Steve Stricker hangs on to win at Riviera

He shoots a one-under-par 70 in the final round for a 16-under 268 total to earn the Northern Trust Open title and move up to the No. 2 ranking.

February 08, 2010|By Diane Pucin

Steve Stricker is a man without a major golf championship. He is nearly 43 years old but without a defining professional moment, yet when Stricker won the Northern Trust Open on Sunday afternoon at Riviera Country Club, he was exhausted, teary-eyed and officially the second-best golfer in the world.

And the best who is actually playing.

Tiger Woods is still No. 1, but as far as we know, not in imminent danger of playing competitive golf soon.

So the computer says that Stricker, humble and unassuming and absolutely unwilling to place his game at any level comparable to Woods', is the best man actually playing competitive golf right now.

If Stricker's final round score of one-under-par 70 and his four-day total of 16-under 268 felt more like hanging on than transcendent brilliance, if Stricker acknowledged he wasn't a good front-runner, unsure of how to protect what had been a six-stroke lead, it was still Stricker standing on the 18th green being interviewed on TV and wiping tears from his eyes.

He was the winner of $1.152 million, of enough ranking points to push him to No. 2 on the computer ahead of Phil Mickelson, who finished tied for 45th. Stricker finished two shots better than Luke Donald of Britain and three better than Dustin Johnson, who led after the first and second rounds, and J.B. Holmes.

Stricker had needed to finish the 15th hole, and play Nos. 16, 17 and 18 at dawn Sunday, leftovers from Saturday's third round that had been blown dead when 12 golfers were still on the course in the dark.

Stricker birdied twice, bogeyed the 18th and carried a six-shot lead into the start of the final round.

But Stricker's attitude wasn't that he was rolling easily to his eighth career win.

"The position I was in," he said, "if I don't win the tournament I'm going to be looked upon as the guy that didn't finish it off. Those thoughts run through your head and the guys from behind, they have nothing to lose and I knew that too."

Sure enough, his play-it-safe attitude seemed ill-fated when, after five holes of the final round, Stricker's lead was down to two shots over the 32-year-old Donald.

Stricker missed a five-foot birdie putt on the first, a hole where only he and Andres Romero among the top 15 finishers didn't record at least a birdie (former USC star Kevin Stadler, who tied for 10th, had an eagle).

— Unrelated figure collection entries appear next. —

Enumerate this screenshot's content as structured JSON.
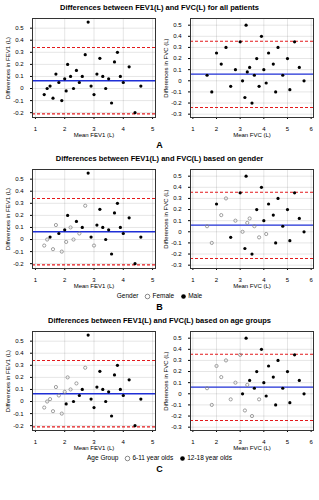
{
  "chart_data": [
    {
      "label": "A",
      "title": "Differences between FEV1(L) and FVC(L) for all patients",
      "charts": [
        {
          "type": "scatter",
          "xlabel": "Mean FEV1 (L)",
          "ylabel": "Differences in FEV1 (L)",
          "xlim": [
            0.9,
            5.1
          ],
          "xticks": [
            1,
            2,
            3,
            4,
            5
          ],
          "ylim": [
            -0.24,
            0.58
          ],
          "yticks": [
            -0.2,
            -0.1,
            0,
            0.1,
            0.2,
            0.3,
            0.4,
            0.5
          ],
          "grid": true,
          "reference_lines": [
            {
              "value": 0.065,
              "color": "#1f2fd6",
              "line_style": "solid"
            },
            {
              "value": 0.34,
              "color": "#e31a1c",
              "line_style": "dashed"
            },
            {
              "value": -0.21,
              "color": "#e31a1c",
              "line_style": "dashed"
            }
          ],
          "series": [
            {
              "color": "#000000",
              "marker": "filled",
              "x": [
                1.3,
                1.4,
                1.5,
                1.6,
                1.7,
                1.8,
                1.9,
                2.0,
                2.05,
                2.1,
                2.2,
                2.3,
                2.4,
                2.5,
                2.6,
                2.7,
                2.8,
                2.9,
                3.0,
                3.1,
                3.2,
                3.3,
                3.4,
                3.5,
                3.6,
                3.7,
                3.8,
                3.9,
                4.0,
                4.2,
                4.4,
                4.6
              ],
              "values": [
                -0.05,
                0.0,
                0.02,
                -0.08,
                0.12,
                0.05,
                -0.1,
                0.08,
                -0.02,
                0.2,
                0.1,
                0.0,
                0.15,
                0.05,
                0.1,
                0.28,
                0.55,
                0.02,
                -0.05,
                0.12,
                0.25,
                0.1,
                0.0,
                0.08,
                -0.12,
                0.22,
                0.3,
                0.1,
                0.05,
                0.18,
                -0.2,
                0.02
              ]
            }
          ]
        },
        {
          "type": "scatter",
          "xlabel": "Mean FVC (L)",
          "ylabel": "Differences in FVC (L)",
          "xlim": [
            0.9,
            6.1
          ],
          "xticks": [
            1,
            2,
            3,
            4,
            5,
            6
          ],
          "ylim": [
            -0.33,
            0.56
          ],
          "yticks": [
            -0.3,
            -0.2,
            -0.1,
            0,
            0.1,
            0.2,
            0.3,
            0.4,
            0.5
          ],
          "grid": true,
          "reference_lines": [
            {
              "value": 0.06,
              "color": "#1f2fd6",
              "line_style": "solid"
            },
            {
              "value": 0.355,
              "color": "#e31a1c",
              "line_style": "dashed"
            },
            {
              "value": -0.24,
              "color": "#e31a1c",
              "line_style": "dashed"
            }
          ],
          "series": [
            {
              "color": "#000000",
              "marker": "filled",
              "x": [
                1.6,
                1.8,
                2.0,
                2.2,
                2.4,
                2.6,
                2.8,
                3.0,
                3.1,
                3.2,
                3.3,
                3.4,
                3.5,
                3.6,
                3.7,
                3.8,
                3.9,
                4.0,
                4.1,
                4.2,
                4.4,
                4.5,
                4.6,
                4.8,
                5.0,
                5.1,
                5.3,
                5.5,
                5.7,
                3.25
              ],
              "values": [
                0.05,
                -0.1,
                0.25,
                0.15,
                0.3,
                -0.05,
                0.1,
                0.35,
                0.0,
                -0.15,
                0.08,
                0.12,
                -0.2,
                0.05,
                0.2,
                -0.05,
                0.4,
                0.1,
                -0.02,
                0.25,
                0.15,
                -0.1,
                0.3,
                0.05,
                0.2,
                -0.08,
                0.35,
                0.12,
                0.0,
                0.5
              ]
            }
          ]
        }
      ]
    },
    {
      "label": "B",
      "title": "Differences between FEV1(L) and FVC(L) based on gender",
      "legend_title": "Gender",
      "legend": "bottom",
      "charts": [
        {
          "type": "scatter",
          "xlabel": "Mean FEV1 (L)",
          "ylabel": "Differences in FEV1 (L)",
          "xlim": [
            0.9,
            5.1
          ],
          "xticks": [
            1,
            2,
            3,
            4,
            5
          ],
          "ylim": [
            -0.24,
            0.58
          ],
          "yticks": [
            -0.2,
            -0.1,
            0,
            0.1,
            0.2,
            0.3,
            0.4,
            0.5
          ],
          "grid": true,
          "reference_lines": [
            {
              "value": 0.065,
              "color": "#1f2fd6",
              "line_style": "solid"
            },
            {
              "value": 0.34,
              "color": "#e31a1c",
              "line_style": "dashed"
            },
            {
              "value": -0.21,
              "color": "#e31a1c",
              "line_style": "dashed"
            }
          ],
          "series": [
            {
              "name": "Female",
              "color": "#888888",
              "marker": "open",
              "x": [
                1.3,
                1.4,
                1.6,
                1.7,
                1.9,
                2.05,
                2.2,
                2.3,
                2.5,
                2.7,
                3.0
              ],
              "values": [
                -0.05,
                0.0,
                -0.08,
                0.12,
                -0.1,
                -0.02,
                0.1,
                0.0,
                0.05,
                0.28,
                -0.05
              ]
            },
            {
              "name": "Male",
              "color": "#000000",
              "marker": "filled",
              "x": [
                1.5,
                1.8,
                2.0,
                2.1,
                2.4,
                2.6,
                2.8,
                2.9,
                3.1,
                3.2,
                3.3,
                3.4,
                3.5,
                3.6,
                3.7,
                3.8,
                3.9,
                4.0,
                4.2,
                4.4,
                4.6
              ],
              "values": [
                0.02,
                0.05,
                0.08,
                0.2,
                0.15,
                0.1,
                0.55,
                0.02,
                0.12,
                0.25,
                0.1,
                0.0,
                0.08,
                -0.12,
                0.22,
                0.3,
                0.1,
                0.05,
                0.18,
                -0.2,
                0.02
              ]
            }
          ]
        },
        {
          "type": "scatter",
          "xlabel": "Mean FVC (L)",
          "ylabel": "Differences in FVC (L)",
          "xlim": [
            0.9,
            6.1
          ],
          "xticks": [
            1,
            2,
            3,
            4,
            5,
            6
          ],
          "ylim": [
            -0.33,
            0.56
          ],
          "yticks": [
            -0.3,
            -0.2,
            -0.1,
            0,
            0.1,
            0.2,
            0.3,
            0.4,
            0.5
          ],
          "grid": true,
          "reference_lines": [
            {
              "value": 0.06,
              "color": "#1f2fd6",
              "line_style": "solid"
            },
            {
              "value": 0.355,
              "color": "#e31a1c",
              "line_style": "dashed"
            },
            {
              "value": -0.24,
              "color": "#e31a1c",
              "line_style": "dashed"
            }
          ],
          "series": [
            {
              "name": "Female",
              "color": "#888888",
              "marker": "open",
              "x": [
                1.6,
                1.8,
                2.2,
                2.4,
                2.8,
                3.1,
                3.3,
                3.4,
                3.6,
                3.8,
                4.1
              ],
              "values": [
                0.05,
                -0.1,
                0.15,
                0.3,
                0.1,
                0.0,
                0.08,
                0.12,
                0.05,
                -0.05,
                -0.02
              ]
            },
            {
              "name": "Male",
              "color": "#000000",
              "marker": "filled",
              "x": [
                2.0,
                2.6,
                3.0,
                3.2,
                3.5,
                3.7,
                3.9,
                4.0,
                4.2,
                4.4,
                4.5,
                4.6,
                4.8,
                5.0,
                5.1,
                5.3,
                5.5,
                5.7,
                3.25
              ],
              "values": [
                0.25,
                -0.05,
                0.35,
                -0.15,
                -0.2,
                0.2,
                0.4,
                0.1,
                0.25,
                0.15,
                -0.1,
                0.3,
                0.05,
                0.2,
                -0.08,
                0.35,
                0.12,
                0.0,
                0.5
              ]
            }
          ]
        }
      ]
    },
    {
      "label": "C",
      "title": "Differences between FEV1(L) and FVC(L) based on age groups",
      "legend_title": "Age Group",
      "legend": "bottom",
      "charts": [
        {
          "type": "scatter",
          "xlabel": "Mean FEV1 (L)",
          "ylabel": "Differences in FEV1 (L)",
          "xlim": [
            0.9,
            5.1
          ],
          "xticks": [
            1,
            2,
            3,
            4,
            5
          ],
          "ylim": [
            -0.24,
            0.58
          ],
          "yticks": [
            -0.2,
            -0.1,
            0,
            0.1,
            0.2,
            0.3,
            0.4,
            0.5
          ],
          "grid": true,
          "reference_lines": [
            {
              "value": 0.065,
              "color": "#1f2fd6",
              "line_style": "solid"
            },
            {
              "value": 0.34,
              "color": "#e31a1c",
              "line_style": "dashed"
            },
            {
              "value": -0.21,
              "color": "#e31a1c",
              "line_style": "dashed"
            }
          ],
          "series": [
            {
              "name": "6-11 year olds",
              "color": "#888888",
              "marker": "open",
              "x": [
                1.3,
                1.4,
                1.5,
                1.6,
                1.7,
                1.8,
                1.9,
                2.0,
                2.1,
                2.2,
                2.4,
                2.7
              ],
              "values": [
                -0.05,
                0.0,
                0.02,
                -0.08,
                0.12,
                0.05,
                -0.1,
                0.08,
                0.2,
                0.1,
                0.15,
                0.28
              ]
            },
            {
              "name": "12-18 year olds",
              "color": "#000000",
              "marker": "filled",
              "x": [
                2.05,
                2.3,
                2.5,
                2.6,
                2.8,
                2.9,
                3.0,
                3.1,
                3.2,
                3.3,
                3.4,
                3.5,
                3.6,
                3.7,
                3.8,
                3.9,
                4.0,
                4.2,
                4.4,
                4.6
              ],
              "values": [
                -0.02,
                0.0,
                0.05,
                0.1,
                0.55,
                0.02,
                -0.05,
                0.12,
                0.25,
                0.1,
                0.0,
                0.08,
                -0.12,
                0.22,
                0.3,
                0.1,
                0.05,
                0.18,
                -0.2,
                0.02
              ]
            }
          ]
        },
        {
          "type": "scatter",
          "xlabel": "Mean FVC (L)",
          "ylabel": "Differences in FVC (L)",
          "xlim": [
            0.9,
            6.1
          ],
          "xticks": [
            1,
            2,
            3,
            4,
            5,
            6
          ],
          "ylim": [
            -0.33,
            0.56
          ],
          "yticks": [
            -0.3,
            -0.2,
            -0.1,
            0,
            0.1,
            0.2,
            0.3,
            0.4,
            0.5
          ],
          "grid": true,
          "reference_lines": [
            {
              "value": 0.06,
              "color": "#1f2fd6",
              "line_style": "solid"
            },
            {
              "value": 0.355,
              "color": "#e31a1c",
              "line_style": "dashed"
            },
            {
              "value": -0.24,
              "color": "#e31a1c",
              "line_style": "dashed"
            }
          ],
          "series": [
            {
              "name": "6-11 year olds",
              "color": "#888888",
              "marker": "open",
              "x": [
                1.6,
                1.8,
                2.0,
                2.2,
                2.4,
                2.6,
                2.8,
                3.0,
                3.2,
                3.3,
                3.5,
                3.8
              ],
              "values": [
                0.05,
                -0.1,
                0.25,
                0.15,
                0.3,
                -0.05,
                0.1,
                0.35,
                -0.15,
                0.08,
                -0.2,
                -0.05
              ]
            },
            {
              "name": "12-18 year olds",
              "color": "#000000",
              "marker": "filled",
              "x": [
                3.1,
                3.4,
                3.6,
                3.7,
                3.9,
                4.0,
                4.1,
                4.2,
                4.4,
                4.5,
                4.6,
                4.8,
                5.0,
                5.1,
                5.3,
                5.5,
                5.7,
                3.25
              ],
              "values": [
                0.0,
                0.12,
                0.05,
                0.2,
                0.4,
                0.1,
                -0.02,
                0.25,
                0.15,
                -0.1,
                0.3,
                0.05,
                0.2,
                -0.08,
                0.35,
                0.12,
                0.0,
                0.5
              ]
            }
          ]
        }
      ]
    }
  ]
}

"I hit a four-iron," Stricker said, "where it probably should have been a five-iron and I just tried to take the bunker out of play and hit it on the back of the green. That's the way I started the round, trying not to make a mistake."

Donald said he thought there was a particular opening after the par-three fourth hole, where Stricker bogeyed by missing a short putt and Donald birdied.

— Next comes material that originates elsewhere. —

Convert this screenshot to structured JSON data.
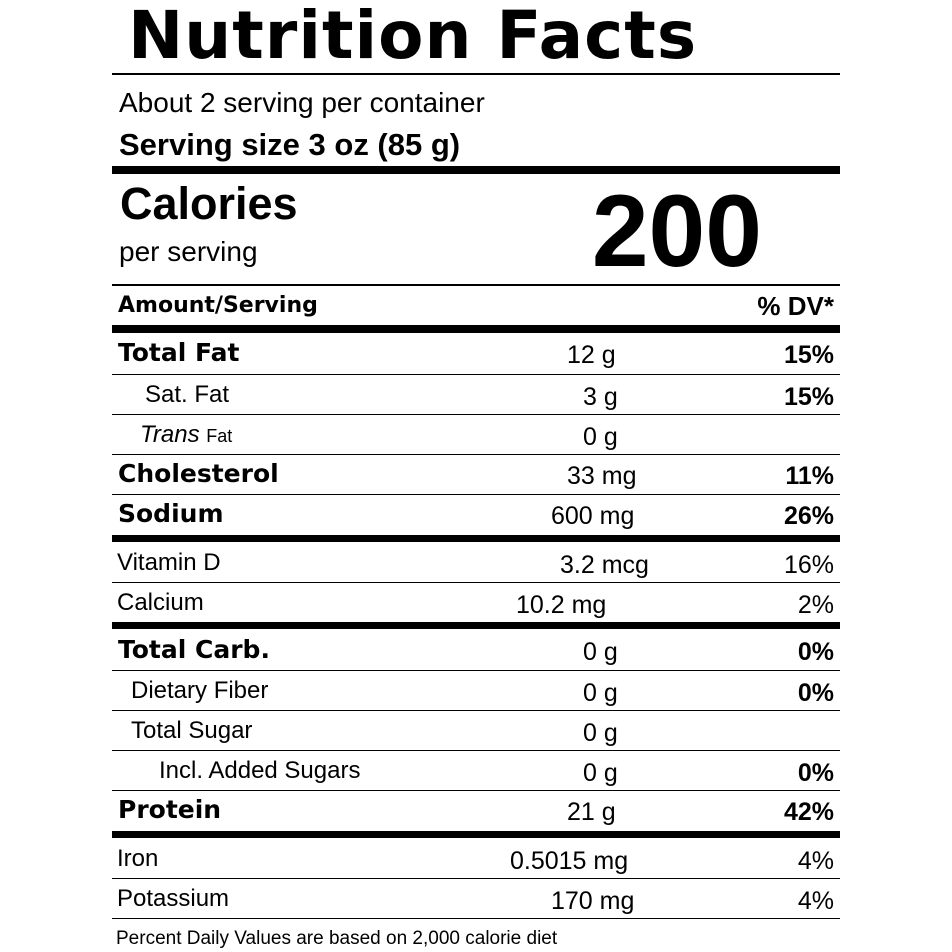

"He missed a short one on four and with me getting three birdies pretty quickly and narrowly missing one on four, and me hitting good shots on six and seven, if those two putts go, it could have been a bit of a different story," Donald said.

But Stricker steadied himself with birdies on the eighth and ninth holes.

"Those were huge," he said. "Those are typically not birdie holes and to make threes there was a huge lift."

Stricker also made a nervy 10-foot, par-saving putt on the 15h hole.

It is inevitable that Stricker will now hear himself called the best golfer to have never won a major tournament.

His best finish at one of the four top tournaments was a second at the 1998 PGA. Last year, Stricker tied for sixth at the Masters, tied for 23rd at the U.S. Open, tied for 52nd at the British Open and missed the cut at the PGA. Not the stuff of No. 1 players.

"There are a lot of good players out there that have not won majors," said Stricker, who mentioned in particular Sergio Garcia and Lee Westwood.

"You only get four cracks at it a year. It's difficult to do."

But expected when you're second-best in the world.